While you have similar investment options with SSD and SSI, the resource limit of $2000 for an SSI recipient means you must track the value of countable resources because the SSA reviews this for financial eligibility. You need to know which resources are counted and which are excluded, too.
Low-risk investments that are preferred investments of conserved SSD funds can be made with conserved SSI funds. However, any interest, which would not be much, could cause problems. When an SSI recipient receives unearned income, the first $20 from any source is not counted. After this, monthly SSI is reduced by $1 for every $1 of unearned income. Then, in the month after the interest income is counted, what remains is added to the countable resources. Depending on how close a person is to the resource limit of $2000 for individuals (and $3000 for couples), the small return on investment could be big enough to push them over the resource limit.

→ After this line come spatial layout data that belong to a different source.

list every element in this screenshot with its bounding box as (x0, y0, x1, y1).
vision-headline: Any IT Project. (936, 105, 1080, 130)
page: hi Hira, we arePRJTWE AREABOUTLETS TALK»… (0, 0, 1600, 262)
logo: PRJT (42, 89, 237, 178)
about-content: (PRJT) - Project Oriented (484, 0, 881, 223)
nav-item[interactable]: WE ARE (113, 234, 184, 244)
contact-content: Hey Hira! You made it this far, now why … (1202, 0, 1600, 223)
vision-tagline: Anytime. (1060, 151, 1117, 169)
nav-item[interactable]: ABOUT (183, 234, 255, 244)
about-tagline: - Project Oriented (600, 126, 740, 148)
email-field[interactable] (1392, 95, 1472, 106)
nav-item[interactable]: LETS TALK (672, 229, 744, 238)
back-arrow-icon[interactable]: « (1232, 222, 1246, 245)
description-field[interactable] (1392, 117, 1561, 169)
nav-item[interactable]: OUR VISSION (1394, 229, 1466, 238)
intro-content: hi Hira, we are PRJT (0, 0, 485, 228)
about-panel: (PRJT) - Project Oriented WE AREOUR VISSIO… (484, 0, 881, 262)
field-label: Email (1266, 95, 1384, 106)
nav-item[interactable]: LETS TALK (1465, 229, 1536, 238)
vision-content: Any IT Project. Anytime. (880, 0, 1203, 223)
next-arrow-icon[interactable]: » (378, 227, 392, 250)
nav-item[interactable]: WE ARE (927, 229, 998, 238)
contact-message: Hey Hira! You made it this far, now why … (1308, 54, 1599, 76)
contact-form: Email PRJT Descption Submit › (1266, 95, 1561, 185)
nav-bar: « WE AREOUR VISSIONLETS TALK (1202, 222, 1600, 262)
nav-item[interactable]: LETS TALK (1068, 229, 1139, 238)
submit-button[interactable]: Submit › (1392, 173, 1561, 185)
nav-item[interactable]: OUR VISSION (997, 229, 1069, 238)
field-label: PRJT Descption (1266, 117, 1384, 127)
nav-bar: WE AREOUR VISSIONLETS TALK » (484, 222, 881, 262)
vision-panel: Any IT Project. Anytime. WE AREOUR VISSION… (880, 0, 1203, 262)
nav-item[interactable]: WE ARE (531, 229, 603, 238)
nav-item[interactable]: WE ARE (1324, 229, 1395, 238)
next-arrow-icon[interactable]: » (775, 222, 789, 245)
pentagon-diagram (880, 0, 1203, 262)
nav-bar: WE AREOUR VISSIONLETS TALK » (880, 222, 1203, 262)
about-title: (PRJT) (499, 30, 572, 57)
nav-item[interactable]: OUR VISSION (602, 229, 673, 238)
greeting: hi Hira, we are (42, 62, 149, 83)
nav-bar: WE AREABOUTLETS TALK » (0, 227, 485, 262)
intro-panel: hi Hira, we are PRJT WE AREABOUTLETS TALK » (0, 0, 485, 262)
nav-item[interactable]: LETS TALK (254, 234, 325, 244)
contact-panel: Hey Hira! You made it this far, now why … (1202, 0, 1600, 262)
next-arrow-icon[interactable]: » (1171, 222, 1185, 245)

Therefore, a payee must know how to convert a countable resource into an excluded one. There are a number of possibilities, but the SSI program’s rules and regulations are complicated. For example, you could set up a burial fund for the SSI beneficiary. This amount is kept separate from other funds and is to be used only for burial expenses. If the amount that used for this purpose is no more than $1500, then this would not count among resources that determine SSI eligibility, and interest earned is not counted as income. You also might purchase a burial space for the individual because this is not a countable resource.
Next, you might look at insurance. If you buy burial insurance, you would not cause a problem because this has no cash surrender value so it is not counted as a resource. However, if life insurance is purchased for an SSI recipient (who would be the policy owner), you face headaches. Any cash surrender value makes this a resource. Circumstances determine if it will be a countable resource. The basic rule is life insurance policies with face values totaling no more than $1500 will not have their cash surrender values counted as resources.
The burial fund that you established two paragraphs ago to exclude resources will be affected. While the face values of the life insurance results in its cash surrender value being excluded as a resource, the part of the amount in the burial fund now will be counted. Because the cash surrender value of the insurance has been excluded, the $1500 exclusion for the burial fund is reduced by the face value of any life insurance policy of the beneficiary.
Potential landmines like this exist for a payee, especially with SSI. You have to do your homework or consult with someone so you know what you can do and its impact. You also need to discuss possible decisions with the beneficiary to get input whenever possible. If you do not talk with the person receiving the disability payments, forgetting your duty to act in that person’s interests, the Social Security Administration may make you an ex-payee. This should give you an idea of the both importance of the representative payee and of making sure you know what you can and cannot do when you accept this position.